Comments from scientists
Dr. Michael Antoniou, a molecular geneticist based in London, commented, “Few studies would survive such intensive scrutiny by fellow scientists. The republication of the study after three expert reviews is a testament to its rigour, as well as to the integrity of the researchers.
“If anyone still doubts the quality of this study, they should simply read the republished paper. The science speaks for itself.
“If even then they refuse to accept the results, they should launch their own research study on these two toxic products that have now been in the human food and animal feed chain for many years.”

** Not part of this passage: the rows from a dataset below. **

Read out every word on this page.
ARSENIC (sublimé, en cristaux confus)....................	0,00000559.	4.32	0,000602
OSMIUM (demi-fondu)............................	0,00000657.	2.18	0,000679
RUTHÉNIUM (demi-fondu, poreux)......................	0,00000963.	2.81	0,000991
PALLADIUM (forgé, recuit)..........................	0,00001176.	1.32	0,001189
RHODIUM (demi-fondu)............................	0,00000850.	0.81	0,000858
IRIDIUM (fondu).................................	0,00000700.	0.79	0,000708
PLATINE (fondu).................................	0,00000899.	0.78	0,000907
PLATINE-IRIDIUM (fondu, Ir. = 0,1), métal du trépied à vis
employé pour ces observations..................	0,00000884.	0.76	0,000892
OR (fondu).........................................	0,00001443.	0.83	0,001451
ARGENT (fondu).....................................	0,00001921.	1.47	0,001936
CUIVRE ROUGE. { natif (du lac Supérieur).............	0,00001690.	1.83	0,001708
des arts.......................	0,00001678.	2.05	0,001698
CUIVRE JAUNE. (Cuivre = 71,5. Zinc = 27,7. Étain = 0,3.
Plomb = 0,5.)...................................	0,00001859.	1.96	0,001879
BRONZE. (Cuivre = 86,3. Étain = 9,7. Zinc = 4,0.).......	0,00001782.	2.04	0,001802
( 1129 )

Dr Jack A Heinemann, Professor of Molecular Biology and Genetics, University of Canterbury New Zealand, called the republication “an important demonstration of the resilience of the scientific community”. Dr Heinemann continued, “The first publication of these results revealed some of the viciousness that can be unleashed on researchers presenting uncomfortable findings. I applaud Environmental Sciences Europe for submitting the work to yet another round of rigorous blind peer review and then bravely standing by the process and the recommendations of its reviewers, especially after witnessing the events surrounding the first publication.
“This study has arguably prevailed through the most comprehensive and independent review process to which any scientific study on GMOs has ever been subjected.
“The work provides important new knowledge that must be taken into account by the community that evaluates and reports upon the risks of genetically modified organisms, indeed upon all sources of pesticide in our food and feed chains. In time these findings must be verified by repetition or challenged by superior experimentation. In my view, nothing constructive for risk assessment or promotion of GM biotechnology has been achieved by attempting to expunge these data from the public record.”